Hrojsman podkreślił, że parlament nie miał złych intencji przyjmując ustawy akurat w dniu wizyty prezydenta Bronisława Komorowskiego w tej instytucji 9 kwietnia.

Reklama

Dodał, że ustawa dotycząca UPA była częścią większego pakietu przyjętych dokumentów, które mają na celu przede wszystkim dekomunizację. - To jest pożegnanie z postradziecką przeszłością, która nam ciągle ciąży - podkreślił rozmówca Polskiego Radia.

Wołodymyr Hrojsman podkreśla, że Polska i Ukraina, niezależnie od trudnej historii, dziś są przyjaciółmi i partnerami. - Innej formuły niż "Przebaczamy i prosimy o przebaczenie" po prostu nie ma. Nie sądzę, aby było coś, co może zamknąć dialog między nami - zaznaczył przewodniczący Rady Najwyższej. Dodał przy tym, że „nikt, nigdy i nigdzie, nie może usprawiedliwiać jakichkolwiek zbrodni na ludności cywilnej”.

Rada Najwyższa przyjęła 9 kwietnia ustawę o statusie uczestników walk o niepodległość Ukrainy w XX wieku. Wszyscy, którzy walczyli o to w organizacjach paramilitarnych, czy politycznych zostali uznani za "bojowników o wolność i niezależność Ukrainy".

Ustawa obejmuje - między innymi - członków Organizacji Ukraińskich Nacjonalistów i Ukraińskiej Powstańczej Armii.
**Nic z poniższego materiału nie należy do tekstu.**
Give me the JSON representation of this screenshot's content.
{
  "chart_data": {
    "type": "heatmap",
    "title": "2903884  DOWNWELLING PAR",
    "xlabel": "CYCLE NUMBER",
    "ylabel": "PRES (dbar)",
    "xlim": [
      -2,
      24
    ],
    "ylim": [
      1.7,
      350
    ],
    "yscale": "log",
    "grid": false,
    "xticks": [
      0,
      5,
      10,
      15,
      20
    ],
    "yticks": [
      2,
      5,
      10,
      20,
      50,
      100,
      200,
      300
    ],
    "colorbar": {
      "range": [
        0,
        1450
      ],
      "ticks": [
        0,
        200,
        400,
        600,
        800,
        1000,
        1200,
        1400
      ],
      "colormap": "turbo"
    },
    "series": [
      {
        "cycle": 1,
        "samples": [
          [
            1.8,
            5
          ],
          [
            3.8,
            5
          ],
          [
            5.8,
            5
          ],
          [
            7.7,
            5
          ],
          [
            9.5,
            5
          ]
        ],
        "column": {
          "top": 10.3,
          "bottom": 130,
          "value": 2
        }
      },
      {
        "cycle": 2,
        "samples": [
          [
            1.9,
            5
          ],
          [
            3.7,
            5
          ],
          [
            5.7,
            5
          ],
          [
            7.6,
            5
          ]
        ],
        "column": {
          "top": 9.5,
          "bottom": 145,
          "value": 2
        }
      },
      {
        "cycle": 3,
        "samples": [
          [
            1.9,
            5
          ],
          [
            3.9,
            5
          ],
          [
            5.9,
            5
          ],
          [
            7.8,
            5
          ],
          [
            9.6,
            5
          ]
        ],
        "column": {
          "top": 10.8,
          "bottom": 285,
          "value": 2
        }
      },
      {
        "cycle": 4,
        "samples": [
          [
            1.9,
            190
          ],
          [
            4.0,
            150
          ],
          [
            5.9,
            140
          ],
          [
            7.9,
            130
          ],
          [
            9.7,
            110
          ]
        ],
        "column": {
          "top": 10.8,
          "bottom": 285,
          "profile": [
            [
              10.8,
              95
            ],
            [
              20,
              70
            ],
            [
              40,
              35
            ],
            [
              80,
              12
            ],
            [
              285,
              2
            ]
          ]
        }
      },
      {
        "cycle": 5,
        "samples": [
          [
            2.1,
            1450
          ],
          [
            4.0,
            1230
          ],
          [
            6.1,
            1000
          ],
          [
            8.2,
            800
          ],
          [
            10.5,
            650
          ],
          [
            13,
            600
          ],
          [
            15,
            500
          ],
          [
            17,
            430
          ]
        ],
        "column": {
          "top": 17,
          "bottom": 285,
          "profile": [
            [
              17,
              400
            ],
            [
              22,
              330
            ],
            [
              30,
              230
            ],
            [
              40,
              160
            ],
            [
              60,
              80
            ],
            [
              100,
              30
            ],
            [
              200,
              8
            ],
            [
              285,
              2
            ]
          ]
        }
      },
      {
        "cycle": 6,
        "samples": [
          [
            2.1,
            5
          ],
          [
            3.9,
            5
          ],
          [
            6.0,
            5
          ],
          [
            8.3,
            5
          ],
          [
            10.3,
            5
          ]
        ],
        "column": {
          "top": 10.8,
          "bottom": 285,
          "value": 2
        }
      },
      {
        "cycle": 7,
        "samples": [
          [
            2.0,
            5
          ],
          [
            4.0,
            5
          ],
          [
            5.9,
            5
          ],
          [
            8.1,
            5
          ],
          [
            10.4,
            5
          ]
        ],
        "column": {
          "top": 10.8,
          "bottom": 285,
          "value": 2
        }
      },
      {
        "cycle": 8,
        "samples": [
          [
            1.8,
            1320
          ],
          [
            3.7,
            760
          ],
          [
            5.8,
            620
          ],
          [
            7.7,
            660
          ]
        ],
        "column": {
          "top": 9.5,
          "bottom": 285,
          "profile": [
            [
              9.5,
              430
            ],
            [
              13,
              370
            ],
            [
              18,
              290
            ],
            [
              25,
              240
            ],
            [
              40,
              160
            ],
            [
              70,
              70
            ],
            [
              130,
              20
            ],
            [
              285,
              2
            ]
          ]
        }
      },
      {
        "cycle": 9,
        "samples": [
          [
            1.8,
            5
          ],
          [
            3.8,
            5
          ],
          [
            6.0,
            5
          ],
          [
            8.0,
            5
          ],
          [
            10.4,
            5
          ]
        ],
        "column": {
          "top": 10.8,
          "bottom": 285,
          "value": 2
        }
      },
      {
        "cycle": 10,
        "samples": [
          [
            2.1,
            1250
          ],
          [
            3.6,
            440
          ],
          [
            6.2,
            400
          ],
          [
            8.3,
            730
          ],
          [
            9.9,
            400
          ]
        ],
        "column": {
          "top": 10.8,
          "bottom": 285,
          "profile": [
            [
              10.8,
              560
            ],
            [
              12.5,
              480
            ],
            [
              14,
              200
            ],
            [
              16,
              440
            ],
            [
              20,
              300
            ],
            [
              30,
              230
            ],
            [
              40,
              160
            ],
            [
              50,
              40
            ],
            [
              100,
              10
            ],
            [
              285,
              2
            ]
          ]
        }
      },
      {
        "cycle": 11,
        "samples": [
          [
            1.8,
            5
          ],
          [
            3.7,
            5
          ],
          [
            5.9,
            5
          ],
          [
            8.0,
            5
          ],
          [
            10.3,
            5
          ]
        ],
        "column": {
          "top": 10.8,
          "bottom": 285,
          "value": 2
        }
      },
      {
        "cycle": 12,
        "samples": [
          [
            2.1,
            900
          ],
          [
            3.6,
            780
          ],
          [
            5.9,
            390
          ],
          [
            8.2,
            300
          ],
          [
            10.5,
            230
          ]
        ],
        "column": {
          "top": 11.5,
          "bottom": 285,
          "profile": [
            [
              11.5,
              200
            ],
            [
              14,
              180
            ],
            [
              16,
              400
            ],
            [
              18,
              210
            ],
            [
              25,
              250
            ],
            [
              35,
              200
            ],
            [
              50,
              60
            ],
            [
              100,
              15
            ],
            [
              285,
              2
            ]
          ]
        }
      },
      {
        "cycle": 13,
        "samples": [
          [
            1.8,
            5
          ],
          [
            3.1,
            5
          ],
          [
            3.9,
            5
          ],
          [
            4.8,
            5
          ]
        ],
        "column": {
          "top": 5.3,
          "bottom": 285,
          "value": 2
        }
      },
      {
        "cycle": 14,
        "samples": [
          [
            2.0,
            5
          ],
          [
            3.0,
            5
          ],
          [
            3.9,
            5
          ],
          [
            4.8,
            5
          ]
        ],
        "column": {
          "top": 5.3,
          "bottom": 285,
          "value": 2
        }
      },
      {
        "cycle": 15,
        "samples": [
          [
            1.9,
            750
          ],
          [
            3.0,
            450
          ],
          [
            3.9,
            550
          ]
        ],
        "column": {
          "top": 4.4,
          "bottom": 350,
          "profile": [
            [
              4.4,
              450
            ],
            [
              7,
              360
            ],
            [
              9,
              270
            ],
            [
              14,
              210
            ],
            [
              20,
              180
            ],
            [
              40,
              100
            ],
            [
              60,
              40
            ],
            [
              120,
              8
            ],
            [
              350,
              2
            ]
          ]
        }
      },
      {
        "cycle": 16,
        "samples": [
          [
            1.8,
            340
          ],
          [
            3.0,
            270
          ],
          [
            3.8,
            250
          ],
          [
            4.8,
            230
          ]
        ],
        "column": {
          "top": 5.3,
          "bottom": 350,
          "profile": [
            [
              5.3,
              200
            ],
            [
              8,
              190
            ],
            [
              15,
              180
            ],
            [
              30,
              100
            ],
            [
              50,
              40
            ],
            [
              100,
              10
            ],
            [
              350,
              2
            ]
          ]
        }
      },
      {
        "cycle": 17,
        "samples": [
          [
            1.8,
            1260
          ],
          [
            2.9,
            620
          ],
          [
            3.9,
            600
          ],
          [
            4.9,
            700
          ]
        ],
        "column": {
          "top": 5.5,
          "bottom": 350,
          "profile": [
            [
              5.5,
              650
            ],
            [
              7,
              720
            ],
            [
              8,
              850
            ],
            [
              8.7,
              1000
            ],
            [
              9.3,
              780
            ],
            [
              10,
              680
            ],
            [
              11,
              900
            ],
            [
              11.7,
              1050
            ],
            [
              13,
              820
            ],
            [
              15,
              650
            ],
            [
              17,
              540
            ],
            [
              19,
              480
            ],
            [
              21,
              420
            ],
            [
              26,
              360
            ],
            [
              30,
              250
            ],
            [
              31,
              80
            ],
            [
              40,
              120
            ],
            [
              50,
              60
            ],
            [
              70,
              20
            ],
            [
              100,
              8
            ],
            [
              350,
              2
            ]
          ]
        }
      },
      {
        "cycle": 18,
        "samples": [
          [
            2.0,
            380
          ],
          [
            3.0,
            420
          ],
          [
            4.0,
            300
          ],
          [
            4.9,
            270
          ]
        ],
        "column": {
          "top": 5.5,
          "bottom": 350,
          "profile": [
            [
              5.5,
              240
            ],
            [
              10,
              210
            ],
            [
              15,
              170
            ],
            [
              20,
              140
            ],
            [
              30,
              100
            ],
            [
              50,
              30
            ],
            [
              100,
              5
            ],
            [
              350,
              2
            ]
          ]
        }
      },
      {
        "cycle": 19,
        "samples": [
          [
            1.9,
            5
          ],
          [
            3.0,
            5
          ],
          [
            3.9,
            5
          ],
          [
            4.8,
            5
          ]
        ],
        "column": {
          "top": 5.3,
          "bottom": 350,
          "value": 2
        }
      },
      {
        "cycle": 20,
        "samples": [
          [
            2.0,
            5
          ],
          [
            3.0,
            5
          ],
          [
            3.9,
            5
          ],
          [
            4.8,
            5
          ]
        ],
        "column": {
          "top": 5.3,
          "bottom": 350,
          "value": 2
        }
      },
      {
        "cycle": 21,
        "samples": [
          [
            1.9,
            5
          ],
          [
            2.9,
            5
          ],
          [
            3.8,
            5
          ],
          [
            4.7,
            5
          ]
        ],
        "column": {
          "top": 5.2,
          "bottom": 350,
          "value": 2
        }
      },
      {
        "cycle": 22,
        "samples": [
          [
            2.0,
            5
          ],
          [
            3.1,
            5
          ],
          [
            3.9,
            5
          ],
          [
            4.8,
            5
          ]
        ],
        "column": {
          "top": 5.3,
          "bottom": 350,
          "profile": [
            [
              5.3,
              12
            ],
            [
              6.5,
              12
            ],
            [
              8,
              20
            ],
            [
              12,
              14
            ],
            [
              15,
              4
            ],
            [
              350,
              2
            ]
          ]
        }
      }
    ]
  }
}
Na Ukrainie są one uznawane przede wszystkim za walczące z władzą radziecką i III Rzeszą. Antypolski charakter niektórych ich działań nie jest przedmiotem gloryfikacji.

Przyjęte przez parlament ustawy spotkały się także niejednoznaczną oceną na Ukrainie. Zwracano uwagę, że duża grupa Ukraińców nadal krytycznie odnosi się do UPA, a także nie chce dekomunizacji.